Against a clear blue sky Everest shows its pointy top at over 29,000 feet over the shoulder of Chuptse peak. I think that there maybe people up there struggling to breath, hearts beating with excitement and fear. I know definitely that the bodies of many climbers are there as well, vanishing into the frozen rock and ice. We only spend about 10 minutes at base camp. Enough time to take the required photo posed in front of the camp’s marker. I sense this is the tourists marker since tents can be seen pitched some distance away—the real camp. We head back with the sun setting and moon rising perfectly staged next to Everest. The snowy peaks turn pink then slowly fade as we stumble along the rocky path until reach the lodge in darkness.
The thin air around me has slowly caught up. My head feels big and temples throb easily. My stomach churns and I have no appetite. Canned pineapple is the only thing I can stomach. My sleep is active with dreams and restless with wandering thoughts of other memories.
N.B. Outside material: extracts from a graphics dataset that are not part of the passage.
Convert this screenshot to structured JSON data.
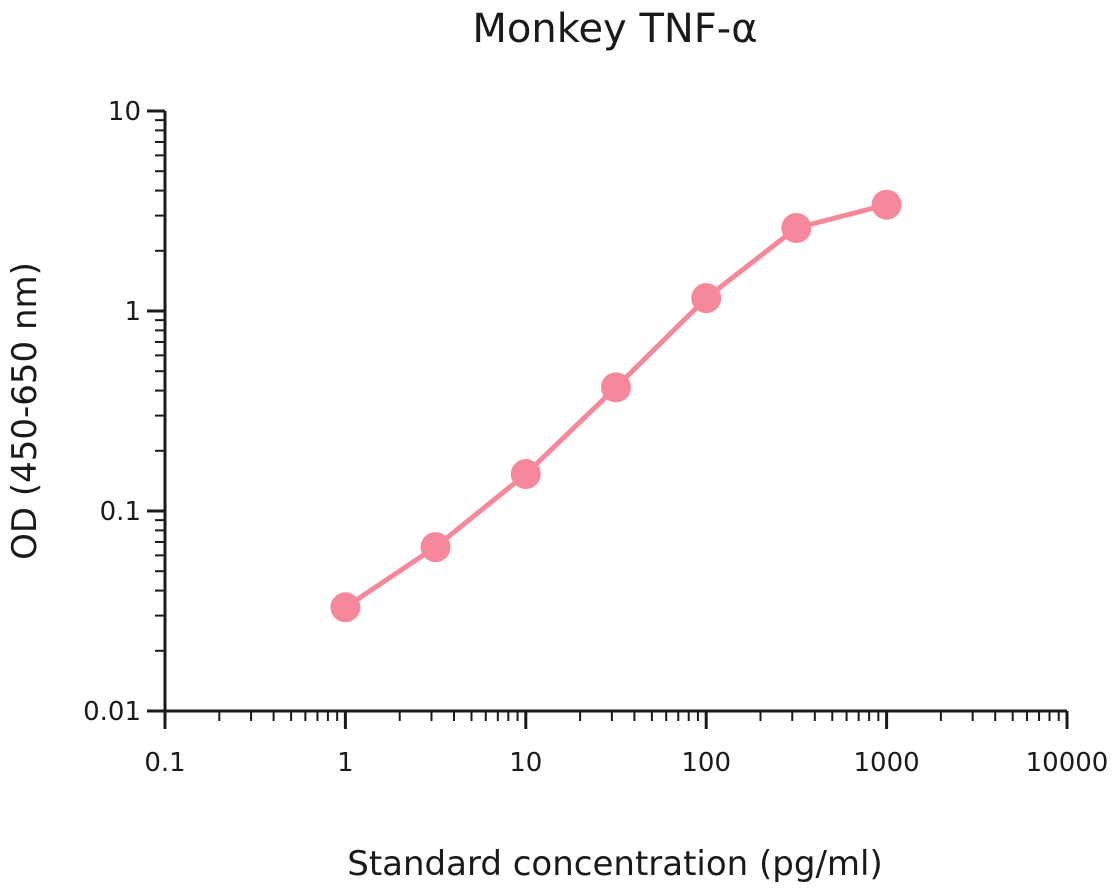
{
  "chart_data": {
    "type": "line",
    "title": "Monkey TNF-α",
    "xlabel": "Standard concentration (pg/ml)",
    "ylabel": "OD (450-650 nm)",
    "x_scale": "log",
    "y_scale": "log",
    "xlim": [
      0.1,
      10000
    ],
    "ylim": [
      0.01,
      10
    ],
    "x_ticks": [
      0.1,
      1,
      10,
      100,
      1000,
      10000
    ],
    "x_tick_labels": [
      "0.1",
      "1",
      "10",
      "100",
      "1000",
      "10000"
    ],
    "y_ticks": [
      0.01,
      0.1,
      1,
      10
    ],
    "y_tick_labels": [
      "0.01",
      "0.1",
      "1",
      "10"
    ],
    "grid": false,
    "legend": "none",
    "series": [
      {
        "color": "#f7889b",
        "marker": "circle",
        "x": [
          1,
          3.16,
          10,
          31.6,
          100,
          316,
          1000
        ],
        "y": [
          0.033,
          0.066,
          0.153,
          0.415,
          1.16,
          2.6,
          3.4
        ]
      }
    ]
  }
}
I have to pee what seems like constantly. I do sleep but don’t feel as if I had. I am aware that I’m experiencing a slow, physical shut down. Both Chris and I wake in the morning feeling terrible. I am unable to eat. My temples are pounding and there is a dull ache at the back of my head. I know this is bad and Ngima confirms this. “Ache at the back of head...serious.” We had hoped to climb Kala Patar. A small peak with spectacular views of the Everest and the surrounding mountains—a general must see for all who make this trip. But it has snowed in the night and morning clouds had moved in anyway. Descending was necessary. I really didn’t want to be helicoptered out.
So we make our way down to better sleep and healthier appetites. The clouds have lifted and morning sunshine sharpens my pounding head. I feel a little sad not wanting to let the moment and sense of place go. Having reached a goal, what is the next step? As miserable as I felt, I didn’t want to leave my goal behind. I wasn’t ready to make my way back to a crazy world and give up my scruffy existentialism.
I have understood the concept of letting go but never truly experienced it. For someone as vain and self-conscious as I am, this is an achievement. In losing a sense of time I became connected only to where I was on a particular day; and in forgetting what I looked like, I was more aware of how I felt. This was however only a physical letting go. The spiritual would have to come another day. Perhaps another lightheaded journey to higher altitudes is required. It was glimpse though. Enough to get a sense what that really might feel like. To fully lose the weight of self-consciousness, give in and go with it. To completely lose my mind.
*Scenes from the 1947 film “Black Narcissus.”